2. The Collection rule for unexpected service terminations workflow is configured to collect all events with EventId 7031 generated in the System Eventlog.

image

Finally, when we checked the System Eventlog on Server X, we were able to find the root cause of the inflating event data set in the data warehouse database:
Service Control Manager Error events with Event Id 7031 were being logged EVERY SECOND in the System eventlog on Server X! This was due to a decommissioned Windows service terminating unexpectedly every time it was automatically restarted 500 ms after every termination. All these Error events were being collected by the MMA Agent on Server X with the Collection rule for unexpected service terminations and pumped into the Operational and data warehouse databases via the primary management server.

image

With this discovery, we applied to following tuning actions:

  • Apply an override to disable the Collection rule for unexpected service terminations on Server X to stop the flooding of event data first.
  • Fix, uninstall or disable the decommissioned Windows service that was causing noise in the System eventlog.
    • Uninstall the MMA Agent from Server X if Server X is no longer in Production
  • Since more than 99 % of the event raw data set in the data warehouse database was made up of data from the noisy events occurring in Server X as mentioned above, we decided to change the retention period of the event raw data set to 10 days for 24 hour to remove the noise and get back some free space on the data warehouse database.
    • the retention period of the event data set was reset back to 100 days on the next day after the grooming tasks was run on the data warehouse database.

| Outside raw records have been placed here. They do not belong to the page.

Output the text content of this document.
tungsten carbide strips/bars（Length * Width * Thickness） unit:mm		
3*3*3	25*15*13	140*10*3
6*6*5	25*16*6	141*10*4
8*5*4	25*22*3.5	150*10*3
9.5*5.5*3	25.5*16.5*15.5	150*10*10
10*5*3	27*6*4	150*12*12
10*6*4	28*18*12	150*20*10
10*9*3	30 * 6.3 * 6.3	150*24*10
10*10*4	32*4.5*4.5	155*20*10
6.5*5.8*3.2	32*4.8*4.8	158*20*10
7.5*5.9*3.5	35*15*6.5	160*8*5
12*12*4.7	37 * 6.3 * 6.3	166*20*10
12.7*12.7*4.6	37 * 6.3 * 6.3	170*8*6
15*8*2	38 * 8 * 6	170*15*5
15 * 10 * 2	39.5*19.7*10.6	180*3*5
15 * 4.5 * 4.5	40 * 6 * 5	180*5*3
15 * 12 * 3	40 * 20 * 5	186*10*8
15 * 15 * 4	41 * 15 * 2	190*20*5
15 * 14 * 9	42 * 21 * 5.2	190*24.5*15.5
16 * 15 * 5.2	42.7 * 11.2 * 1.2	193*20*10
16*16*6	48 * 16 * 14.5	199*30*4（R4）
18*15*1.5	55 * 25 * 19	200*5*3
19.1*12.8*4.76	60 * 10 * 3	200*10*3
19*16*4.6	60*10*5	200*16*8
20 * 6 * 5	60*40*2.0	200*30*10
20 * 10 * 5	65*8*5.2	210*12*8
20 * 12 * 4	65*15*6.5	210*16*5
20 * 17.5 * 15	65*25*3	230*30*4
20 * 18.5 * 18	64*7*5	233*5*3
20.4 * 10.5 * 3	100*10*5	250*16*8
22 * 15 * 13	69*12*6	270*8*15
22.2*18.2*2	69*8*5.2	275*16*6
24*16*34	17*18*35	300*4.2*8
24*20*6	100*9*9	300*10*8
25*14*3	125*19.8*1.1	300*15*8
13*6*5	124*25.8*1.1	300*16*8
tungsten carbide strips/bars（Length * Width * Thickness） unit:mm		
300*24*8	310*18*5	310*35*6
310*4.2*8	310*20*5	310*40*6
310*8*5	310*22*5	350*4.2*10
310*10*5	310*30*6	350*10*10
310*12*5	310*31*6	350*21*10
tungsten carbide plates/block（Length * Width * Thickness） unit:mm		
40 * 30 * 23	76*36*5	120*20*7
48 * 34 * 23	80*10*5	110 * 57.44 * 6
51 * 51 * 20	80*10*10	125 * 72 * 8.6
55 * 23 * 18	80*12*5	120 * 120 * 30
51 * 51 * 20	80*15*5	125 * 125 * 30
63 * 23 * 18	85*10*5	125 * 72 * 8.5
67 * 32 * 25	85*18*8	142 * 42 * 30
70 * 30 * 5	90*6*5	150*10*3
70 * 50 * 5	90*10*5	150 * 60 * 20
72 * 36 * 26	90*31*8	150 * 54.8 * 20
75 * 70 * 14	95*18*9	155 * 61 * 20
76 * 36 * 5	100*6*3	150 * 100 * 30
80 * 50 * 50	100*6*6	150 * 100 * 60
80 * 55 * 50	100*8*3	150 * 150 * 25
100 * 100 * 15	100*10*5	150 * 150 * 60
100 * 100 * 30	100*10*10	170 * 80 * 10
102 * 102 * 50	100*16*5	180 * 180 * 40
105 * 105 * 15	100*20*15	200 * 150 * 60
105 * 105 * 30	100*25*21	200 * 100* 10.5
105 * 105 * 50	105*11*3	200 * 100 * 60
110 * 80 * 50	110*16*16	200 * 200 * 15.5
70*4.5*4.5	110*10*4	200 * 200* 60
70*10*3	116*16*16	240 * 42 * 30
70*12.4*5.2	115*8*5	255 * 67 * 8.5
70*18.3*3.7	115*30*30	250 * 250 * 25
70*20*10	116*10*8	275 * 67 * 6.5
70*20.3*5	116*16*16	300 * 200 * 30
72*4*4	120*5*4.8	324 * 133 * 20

To create a custom dashboard in the OpsMgr 2012 Operations Console to display the health state, patch level and average Send Queue Size of each managed agent, and to allow the user to visually identify maximum and minimum values of their Send Queue Sizes on the column with the blue bar, refer to the following post:

image

OpsMgr: Displaying Agent Average Send Queue Size with a Blue Bar State Widget
https://blogs.msdn.microsoft.com/wei_out_there_with_system_center/2016/09/25/opsmgr-displaying-agent-average-send-queue-size-with-a-blue-bar-state-widget/

Disclaimer:
All information on this blog is provided on an as-is basis with no warranties and for informational purposes only. Use at your own risk. The opinions and views expressed in this blog are those of the author and do not necessarily state or reflect those of my employer.

Comments

  • Anonymous
    November 06, 2017
    I just wanted to thank you for this blog post.My datawarehouse filled up over the weekend and I narrowed it down using the information you provided here. Mine was related to SSH but still it was logging ~45 events per second, every second. My Send Queue Size for that specific server was approaching 500,000. I had to restrict my query to the past 12hrs because the report timed out at the -7 days in your example. There were 2.23 million events even at that. The issue is being fixed now and once that's done, I'm going to set my grooming to 24hrs like you suggested and claw back some of that space I lost to event data.